Pakistan Edges Toward Impeaching Musharraf

The lower house of the Pakistani Parliament was set to convene Monday as the governing coalition geared up to impeach President Pervez Musharraf.

Also Monday, provincial legislatures were to begin offering resolutions calling on Musharraf to step down or face impeachment.

On Sunday, a spokesman for the president said Musharraf had a "clean track record" and would not resign - despite a rising clamor among the governing parties and media for him to quit.

"Abdication is the only option," The Daily Times said in an editorial Monday.

Musharraf seized power in a bloodless coup in 1999. But his foes swept elections in February to set up a new government and push the former army chief to the sidelines, just four months after he had won a new five-year term in a controversial vote by the previous Parliament.

The coalition announced its impeachment plans last week and said it was preparing a "charge sheet" with allegations against Musharraf including violation of the Constitution, economic mismanagement and political manipulation.

Ahsan Iqbal, spokesman for the second-largest coalition party, said the impeachment motion would be filed after the provincial assemblies had passed their resolutions, which could continue into next week.

No president has been impeached in Pakistan's turbulent 61-year history. The coalition contends it can get the two-thirds majority required in a joint sitting of both houses in Parliament to strip Musharraf of the presidency.

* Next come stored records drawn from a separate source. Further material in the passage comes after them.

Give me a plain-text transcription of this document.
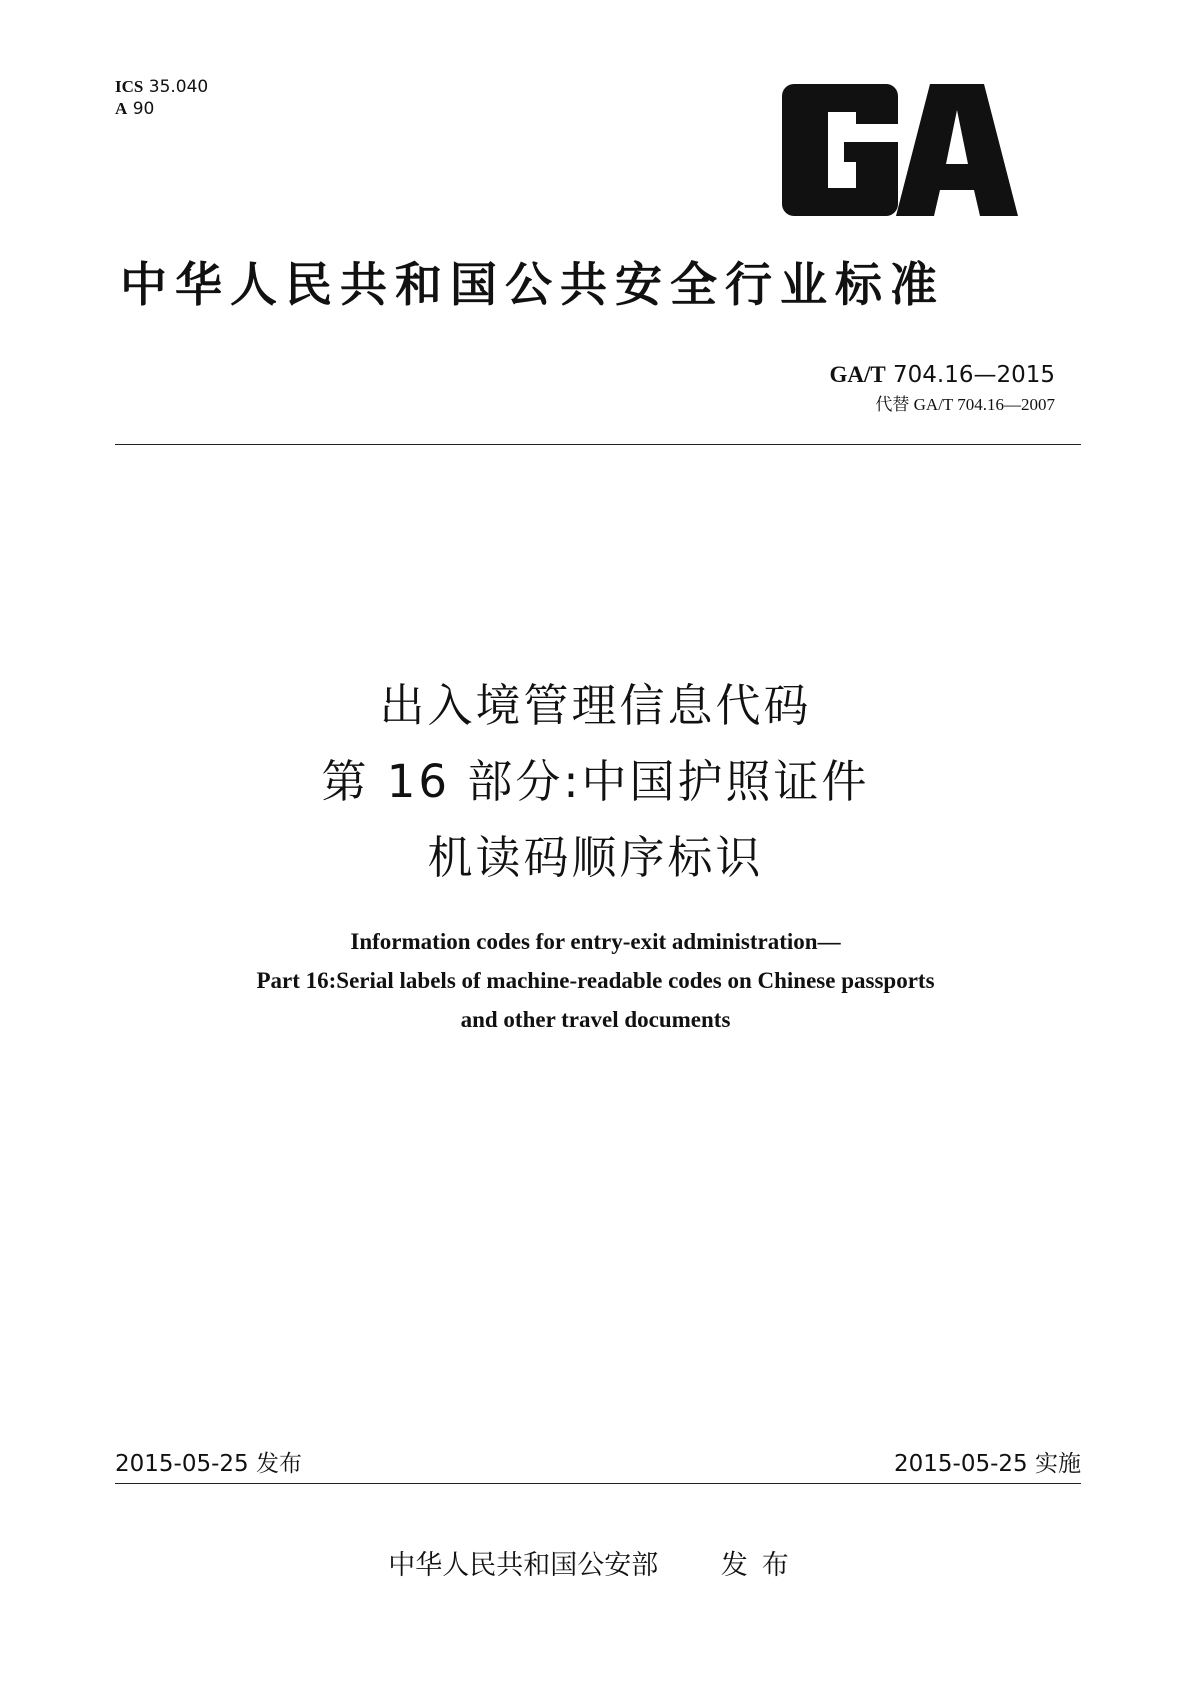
ICS 35.040
A 90
中华人民共和国公共安全行业标准
GA/T 704.16—2015
代替 GA/T 704.16—2007
出入境管理信息代码
第 16 部分:中国护照证件
机读码顺序标识
Information codes for entry-exit administration—
Part 16:Serial labels of machine-readable codes on Chinese passports
and other travel documents
2015-05-25 发布	2015-05-25 实施
中华人民共和国公安部 发布
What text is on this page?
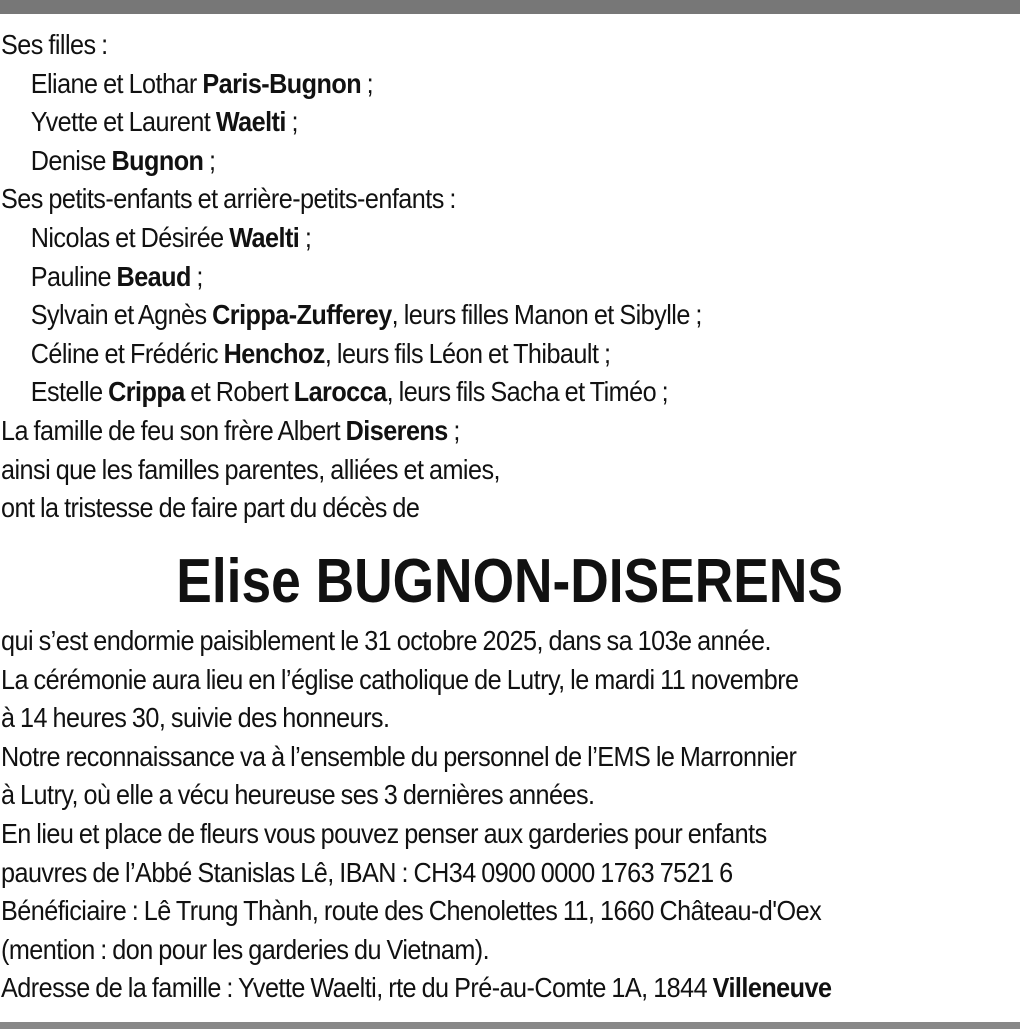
Ses filles :
Eliane et Lothar Paris-Bugnon ;
Yvette et Laurent Waelti ;
Denise Bugnon ;
Ses petits-enfants et arrière-petits-enfants :
Nicolas et Désirée Waelti ;
Pauline Beaud ;
Sylvain et Agnès Crippa-Zufferey, leurs filles Manon et Sibylle ;
Céline et Frédéric Henchoz, leurs fils Léon et Thibault ;
Estelle Crippa et Robert Larocca, leurs fils Sacha et Timéo ;
La famille de feu son frère Albert Diserens ;
ainsi que les familles parentes, alliées et amies,
ont la tristesse de faire part du décès de
Elise BUGNON-DISERENS
qui s’est endormie paisiblement le 31 octobre 2025, dans sa 103e année.
La cérémonie aura lieu en l’église catholique de Lutry, le mardi 11 novembre
à 14 heures 30, suivie des honneurs.
Notre reconnaissance va à l’ensemble du personnel de l’EMS le Marronnier
à Lutry, où elle a vécu heureuse ses 3 dernières années.
En lieu et place de fleurs vous pouvez penser aux garderies pour enfants
pauvres de l’Abbé Stanislas Lê, IBAN : CH34 0900 0000 1763 7521 6
Bénéficiaire : Lê Trung Thành, route des Chenolettes 11, 1660 Château-d'Oex
(mention : don pour les garderies du Vietnam).
Adresse de la famille : Yvette Waelti, rte du Pré-au-Comte 1A, 1844 Villeneuve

Although Musharraf's allies dispute that and have urged the longtime U.S. ally to fight impeachment, they have advised the president against using his authority to dismiss Parliament and the prime minister. Such moves would be contentious and require support from the army, which has indicated it wants to stay out of politics.

In an interview published Sunday, the leader of the majority party in the coalition, Asif Ali Zardari, accused Musharraf of misappropriating hundreds of millions of dollars in U.S. aid intended for the Pakistani military and meant to support the war on terrorism.

"They claim it's been going in budget support, but that's not the answer. We're talking about $700 million a year missing," Zardari was quoted as telling The Sunday Times of Britain. "The rest has been taken by 'Mush' for some scheme or other, and we've got to find it."

Zardari said the U.S. aid may have gone to fund rogue members of Pakistani intelligence - a branch of which was recently accused by U.S. officials of supporting pro-Taliban militants fighting in Afghanistan.

In his reported comments, Zardari did not offer proof to support the allegations. Musharraf's spokesman could not immediately be reached Monday to respond to the report, which was carried on the front page of several Pakistani dailies.

On Monday, Musharraf's spokesman, retired Major General Rashid Qureshi, reiterated that the president would not step down. "There's no such thing. You'd better ask those who say he's going to resign," Qureshi said.